The ray that strikes the vertex of the mirror (which we called "principal ray #4" in Figure 4.3.6 above) is sketched exactly as before, but there are subtle differences for the other three principal rays.

• Principal ray #1 comes in parallel to the optical axis, and therefore reflects away from the focal point, rather that toward it as it did in the concave case.
• Principal ray #2 can't pass through the focal point as it does for the concave case, but it heads toward it. It then reflects back parallel to the optical axis.
• Principal ray #3 can't pass through the center point as it does for the concave case, but it heads toward it. This causes it to strike the surface at a right angle, so it bounces straight back.

As before, all four of these rays (to a very good approximation, if the mirror can be treated as fairly flat) appear to an observer to emanate from a common point behind the mirror, which is the position of the virtual image.

Figure 4.3.12 – Principal Rays of a Convex Mirror

We can double-check this result with the math of Equation 4.3.3, to see that everything remains consistent. We already said that a negative value of $$R$$ (and$$f$$) and a positive value of $$s$$ requires that the value of $$s'$$ be negative, confirming that the image must be on the dark side of the mirror. In addition, for the sum of $$\frac{1}{s}$$ and $$\frac{1}{s'}$$ for come out negative, the absolute value of $$s'$$ must be smaller than that of $$s$$. This means that the image is always closer to the mirror than the object. We can see that this is true for the ray trace, and that in fact it must be true no matter where the object is placed.

Another check we can do is the lateral magnification. The ray trace shows that the image is diminished and upright. Given that the math shows that $$s'$$ is always negative and always has a smaller absolute value than $$s$$, this lateral magnification result is confirmed using Equation 4.3.7.
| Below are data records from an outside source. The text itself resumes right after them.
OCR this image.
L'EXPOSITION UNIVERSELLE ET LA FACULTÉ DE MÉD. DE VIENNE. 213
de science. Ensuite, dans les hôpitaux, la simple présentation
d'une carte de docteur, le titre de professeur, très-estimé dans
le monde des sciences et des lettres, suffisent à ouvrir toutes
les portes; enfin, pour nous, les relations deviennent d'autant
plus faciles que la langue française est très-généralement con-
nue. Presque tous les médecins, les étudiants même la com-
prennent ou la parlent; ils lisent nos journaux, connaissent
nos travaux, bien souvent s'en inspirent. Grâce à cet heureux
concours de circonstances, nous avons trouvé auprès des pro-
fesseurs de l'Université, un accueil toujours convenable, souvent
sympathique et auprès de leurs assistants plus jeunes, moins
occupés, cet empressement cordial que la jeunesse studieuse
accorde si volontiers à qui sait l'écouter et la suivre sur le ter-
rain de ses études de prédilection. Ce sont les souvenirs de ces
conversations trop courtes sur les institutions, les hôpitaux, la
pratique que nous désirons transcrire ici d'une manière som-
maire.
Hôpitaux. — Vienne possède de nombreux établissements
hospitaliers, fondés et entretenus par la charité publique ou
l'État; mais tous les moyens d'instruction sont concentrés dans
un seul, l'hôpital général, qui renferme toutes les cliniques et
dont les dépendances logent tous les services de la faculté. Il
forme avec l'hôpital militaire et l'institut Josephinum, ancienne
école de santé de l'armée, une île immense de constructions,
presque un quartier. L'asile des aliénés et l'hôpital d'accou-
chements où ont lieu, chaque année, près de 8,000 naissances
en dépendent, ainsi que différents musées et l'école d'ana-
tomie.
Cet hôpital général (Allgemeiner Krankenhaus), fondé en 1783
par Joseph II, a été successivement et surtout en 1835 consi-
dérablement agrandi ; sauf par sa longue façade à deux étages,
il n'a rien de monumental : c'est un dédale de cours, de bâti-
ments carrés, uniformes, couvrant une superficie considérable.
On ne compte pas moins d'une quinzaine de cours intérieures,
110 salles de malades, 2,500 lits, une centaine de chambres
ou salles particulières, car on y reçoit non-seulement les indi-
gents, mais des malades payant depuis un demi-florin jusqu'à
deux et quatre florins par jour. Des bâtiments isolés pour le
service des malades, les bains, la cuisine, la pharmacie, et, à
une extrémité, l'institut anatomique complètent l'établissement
The effect of a diminished image is that it a greater field of view is possible in the space occupied by the mirror. This explains why car side mirrors are convex – the greater field of view allows the driver to see blind spots. The drawback is that when the overall field of view is increased, the percentage of that field occupied by a single object (such as another car) goes down. We are accustomed to interpreting objects occupying small fractions of the field of view as being far away, which is why these mirrors often have the warning, "Objects in mirror are closer than they appear."

Example $$\PageIndex{2}$$

A spherical shell is reflective on both sides. When the reflection of an object is viewed in the convex side, the image is 40% of the size of the object. If the shell is now turned around so that the reflection is viewed in the concave side, determine the size of the image (compared to the object), and whether the image is upright or inverted. Assume that the distance between the shell and object are unchanged after the shell is rotated.

Solution

In terms of the focal length of the reflector, the magnification is:

$\left. \begin{array}{l} M = -\dfrac{s'}{s} \\ \dfrac{1}{s'} = \dfrac{1}{f} - \dfrac{1}{s} \end{array} \right\}\;\;\; M=\dfrac{f}{f-s}\nonumber$

We are given that the magnification initially is $$\frac{2}{5}$$, so solving for $$s$$ in terms of $$f$$ gives:

$\dfrac{2}{5} = \dfrac{f}{f-s} \;\;\;\Rightarrow\;\;\; s = -\frac{3}{2}f\nonumber$

The negative sign comes in because the focal length for a convex reflector is negative, while the object distance is positive. When the reflector is turned around, the focal length becomes positive, and since the distance between the object and mirror is unchanged, we now have that the object distance is: $$s=+\frac{3}{2}f$$. Plugging this into the magnification gives:

$M=\dfrac{f}{f-\frac{3}{2}f} = -2\nonumber$

So the new image is twice as large as the object, and because the value of the magnification is negative, the image is inverted.